During their participation in the WindMill Project, the Early Stage Researchers are also expected to publish articles regarding their findings. Here you can find the abstracts of these articles, as well as links to access their full versions.
The recently proposed QUIC protocol has been widely adopted at the transport layer of the Internet over the past few years. Its design goals are to overcome some of TCP’s performance issues, while maintaining the same properties and basic application interface. Two of the main drivers of its success were the integration with the innovative Bottleneck Bandwidth and Round-trip propagation time (BBR) congestion control mechanism, and the possibility of multiplexing different application streams over the same connection. Given the strong interest in QUIC shown by the ns-3 community, we present an extension to the native QUIC module that allows researchers to fully explore the potential of these two features. In this work, we present the integration of BBR into the QUIC module and the implementation of the necessary pacing and rate sampling mechanisms, along with a novel scheduling interface, with three different scheduling flavors. The new features are tested to verify that they perform as expected, using a web traffic model from the literature.

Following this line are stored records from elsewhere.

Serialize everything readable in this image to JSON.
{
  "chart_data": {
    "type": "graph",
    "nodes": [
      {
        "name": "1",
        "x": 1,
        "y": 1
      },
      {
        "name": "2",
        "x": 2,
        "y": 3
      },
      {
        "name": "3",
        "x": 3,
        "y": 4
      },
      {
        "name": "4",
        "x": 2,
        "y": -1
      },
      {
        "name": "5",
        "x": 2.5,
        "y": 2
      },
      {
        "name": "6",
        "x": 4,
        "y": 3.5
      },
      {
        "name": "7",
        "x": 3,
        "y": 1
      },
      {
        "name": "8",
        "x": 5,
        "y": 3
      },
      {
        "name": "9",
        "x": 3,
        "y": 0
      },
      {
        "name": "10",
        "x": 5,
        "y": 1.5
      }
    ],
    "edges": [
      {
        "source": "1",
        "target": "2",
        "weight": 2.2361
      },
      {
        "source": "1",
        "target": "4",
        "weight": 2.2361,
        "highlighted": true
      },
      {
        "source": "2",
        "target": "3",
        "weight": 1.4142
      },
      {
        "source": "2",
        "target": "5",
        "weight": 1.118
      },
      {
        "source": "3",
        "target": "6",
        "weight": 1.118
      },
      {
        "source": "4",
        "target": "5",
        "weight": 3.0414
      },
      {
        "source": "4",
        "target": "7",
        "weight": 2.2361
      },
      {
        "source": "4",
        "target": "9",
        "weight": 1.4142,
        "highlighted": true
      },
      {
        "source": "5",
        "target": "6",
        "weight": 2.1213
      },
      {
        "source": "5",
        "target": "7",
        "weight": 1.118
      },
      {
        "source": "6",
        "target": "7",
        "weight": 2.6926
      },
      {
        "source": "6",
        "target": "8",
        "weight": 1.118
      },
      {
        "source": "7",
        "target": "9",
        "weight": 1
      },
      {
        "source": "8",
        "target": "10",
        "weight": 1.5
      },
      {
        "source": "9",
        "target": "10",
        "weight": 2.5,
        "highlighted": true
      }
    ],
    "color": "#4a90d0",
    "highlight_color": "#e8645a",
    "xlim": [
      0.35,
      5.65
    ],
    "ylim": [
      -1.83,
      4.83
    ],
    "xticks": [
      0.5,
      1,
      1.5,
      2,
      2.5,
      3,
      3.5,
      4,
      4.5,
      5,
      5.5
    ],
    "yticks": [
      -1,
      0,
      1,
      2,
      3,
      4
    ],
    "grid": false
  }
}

In a Flying Ad-Hoc Network, Unmanned Aerial Vehicles (UAVs), (i.e. drones or quadcopters), use wireless communication to exchange data, status updates, and commands between each other and with the control center. However, due to the movement of UAVs, maintaining communication is difficult, particularly when multiple hops are needed to reach the destination. In this work, we propose the Stochastic Multipath UAV Routing for FANETs (SMURF) protocol, which exploits trajectory tracking information from the drones to compute the routes with the highest reliability. SMURF is a centralized protocol, as the control center gathers location updates and sends routing commands following the Software Defined Networking (SDN) paradigm over a separate long-range low bitrate technology such as LoRaWAN. Additionally, SMURF exploits multiple routes, to increase the probability that at least one of the routes is usable. Simulation results show a significant reliability improvement over purely distance-based routing, and that just 3 routes are enough to achieve performance very close to oracle-based routing with perfect information.
We address an actively discussed problem in signal processing, recognizing patterns from spatial data in motion. In particular, we suggest a neural network architecture to recognize motion patterns from 4D point clouds. We demonstrate the feasibility of our approach with point cloud datasets of hand gestures. The architecture, PointGest, directly feeds on unprocessed timelines of point cloud data without any need for voxelization or projection. The model is resilient to noise in the input point cloud through abstraction to lower-density representations, especially for regions of high density. We evaluate the architecture on a benchmark dataset with ten gestures. PointGest achieves an accuracy of 98.8%, outperforming five state-of-the-art point cloud classification models.